Ah yes, that is likely true about the missing analog filters.
Now the time was in the very early 70s. The setting was a small company in Arcadia that was building a Sonobouy receiver for the S3A aircraft. This receiver had 31 individual receivers through the low level audio output, a 31 by 16 multiplexer, and a fancy antenna multicoupler with a preamp from science fiction. (130MHz or so frequency Very high IMD intercept point and a noise figure so low that measuring it required liquid nitrogen.)
We were testing unit 1 for shock and vibration. The unit was firmly mounted to the vibration table. It was powered up. And as I heard it some one of the table's jockeys pulled a wire. The table went WHAM against its stops. The poor receiver suffered. About 1/3 of the crystal filters died. Some were degraded. And one degraded and died as I was retesting it after the event. It seems those nice little wires to the plated areas on the crystals in the crystal filters do not like heavy shock and vibration. They tend to break loose. So any receiver that can minimize the number of crystal filters can survive more shock and vibration. This is also a good reason to have multiple first conversion filters that can be selected arbitrarily by the user overriding any automated selection.

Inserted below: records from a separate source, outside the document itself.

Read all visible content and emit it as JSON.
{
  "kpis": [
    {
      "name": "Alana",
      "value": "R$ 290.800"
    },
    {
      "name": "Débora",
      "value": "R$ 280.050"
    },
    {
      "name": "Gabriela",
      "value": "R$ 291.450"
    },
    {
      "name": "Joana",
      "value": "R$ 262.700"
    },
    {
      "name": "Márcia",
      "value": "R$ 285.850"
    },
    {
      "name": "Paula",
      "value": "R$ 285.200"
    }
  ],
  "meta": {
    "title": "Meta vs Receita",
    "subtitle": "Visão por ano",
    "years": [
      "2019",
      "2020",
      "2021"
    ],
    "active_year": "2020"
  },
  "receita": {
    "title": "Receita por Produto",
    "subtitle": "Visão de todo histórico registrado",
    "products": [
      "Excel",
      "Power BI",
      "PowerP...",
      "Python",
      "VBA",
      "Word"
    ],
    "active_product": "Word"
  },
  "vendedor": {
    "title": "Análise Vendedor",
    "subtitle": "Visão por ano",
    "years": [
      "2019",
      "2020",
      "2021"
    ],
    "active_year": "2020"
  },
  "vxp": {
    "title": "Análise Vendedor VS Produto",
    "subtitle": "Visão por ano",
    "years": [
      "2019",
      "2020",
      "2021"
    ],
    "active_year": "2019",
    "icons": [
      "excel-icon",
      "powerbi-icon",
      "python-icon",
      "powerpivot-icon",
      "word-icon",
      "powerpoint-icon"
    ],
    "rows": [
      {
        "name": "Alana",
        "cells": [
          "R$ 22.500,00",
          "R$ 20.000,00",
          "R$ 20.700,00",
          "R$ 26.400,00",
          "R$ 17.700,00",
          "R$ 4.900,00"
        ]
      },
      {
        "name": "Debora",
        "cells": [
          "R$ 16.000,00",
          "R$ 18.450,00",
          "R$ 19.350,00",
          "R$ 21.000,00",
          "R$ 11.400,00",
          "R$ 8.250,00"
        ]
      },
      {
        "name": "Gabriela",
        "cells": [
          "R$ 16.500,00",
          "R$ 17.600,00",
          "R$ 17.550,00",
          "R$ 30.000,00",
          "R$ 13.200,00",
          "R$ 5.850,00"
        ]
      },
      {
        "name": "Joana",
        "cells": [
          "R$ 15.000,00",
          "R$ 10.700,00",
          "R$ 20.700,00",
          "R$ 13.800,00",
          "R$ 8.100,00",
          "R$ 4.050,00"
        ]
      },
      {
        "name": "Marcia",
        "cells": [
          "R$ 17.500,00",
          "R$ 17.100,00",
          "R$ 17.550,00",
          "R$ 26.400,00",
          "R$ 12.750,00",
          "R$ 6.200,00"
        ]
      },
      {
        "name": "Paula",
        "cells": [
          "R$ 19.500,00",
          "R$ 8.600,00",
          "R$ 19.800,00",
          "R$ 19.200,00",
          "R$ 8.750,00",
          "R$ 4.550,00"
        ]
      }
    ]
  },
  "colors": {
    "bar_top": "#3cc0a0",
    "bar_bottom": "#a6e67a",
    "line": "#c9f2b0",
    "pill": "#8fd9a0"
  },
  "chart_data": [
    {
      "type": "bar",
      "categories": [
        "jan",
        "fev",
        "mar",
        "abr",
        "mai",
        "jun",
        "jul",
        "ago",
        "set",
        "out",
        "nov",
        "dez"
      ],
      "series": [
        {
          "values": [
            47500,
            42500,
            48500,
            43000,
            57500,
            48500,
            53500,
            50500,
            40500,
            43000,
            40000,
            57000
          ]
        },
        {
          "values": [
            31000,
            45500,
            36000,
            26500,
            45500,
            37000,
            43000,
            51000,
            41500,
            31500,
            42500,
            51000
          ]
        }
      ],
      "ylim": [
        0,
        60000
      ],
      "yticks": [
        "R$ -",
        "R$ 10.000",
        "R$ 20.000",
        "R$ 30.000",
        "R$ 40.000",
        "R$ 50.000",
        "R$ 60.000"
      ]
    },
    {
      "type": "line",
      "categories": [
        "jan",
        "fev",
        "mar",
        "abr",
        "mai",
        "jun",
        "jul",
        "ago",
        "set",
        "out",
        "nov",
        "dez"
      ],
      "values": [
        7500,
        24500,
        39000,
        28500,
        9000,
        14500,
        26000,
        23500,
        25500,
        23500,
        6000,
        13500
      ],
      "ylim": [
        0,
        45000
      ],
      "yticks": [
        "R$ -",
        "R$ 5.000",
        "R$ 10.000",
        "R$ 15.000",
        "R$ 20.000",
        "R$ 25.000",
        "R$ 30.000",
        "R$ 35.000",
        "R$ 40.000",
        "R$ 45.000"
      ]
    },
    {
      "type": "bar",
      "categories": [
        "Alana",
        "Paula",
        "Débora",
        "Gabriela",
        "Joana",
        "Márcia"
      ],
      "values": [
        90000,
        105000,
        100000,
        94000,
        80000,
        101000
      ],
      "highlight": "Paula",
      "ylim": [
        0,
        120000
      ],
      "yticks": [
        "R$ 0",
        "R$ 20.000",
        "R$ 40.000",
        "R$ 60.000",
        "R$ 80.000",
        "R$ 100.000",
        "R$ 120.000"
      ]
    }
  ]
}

Not that the 7800 gets much shock and vibration in most uses but it should have this override capability as a redundancy feature that leaves the radio mostly useable while replacements are on order. For military or Homeland Security purposes such a design should be considered a requirement.
{^_^} 62 new filters later and that radio was back in business, in theory anyway. Now, I've forgotten how many were replaced. But it was not "62". <sigh> W6MKU ----- Original Message ----- From: "MKM" <starlight04@...>
Also, the IC-7000 does not require analog filters so it is mechanically / electrically more robust in theory.
I heard last night from the 3840 group that the rig will have digital in / out for audio...hope it is true.
I can't wait, Icom should just release the specs now and deliver later.
On Mar 4, 2005, at 3:32 PM, Mike Valentine wrote:
Hi Tom,
I am under the impression that surface mounted components have less mass, shorter cantilever length, and therefore much, much higher mechanical resonant frequencies than leaded parts.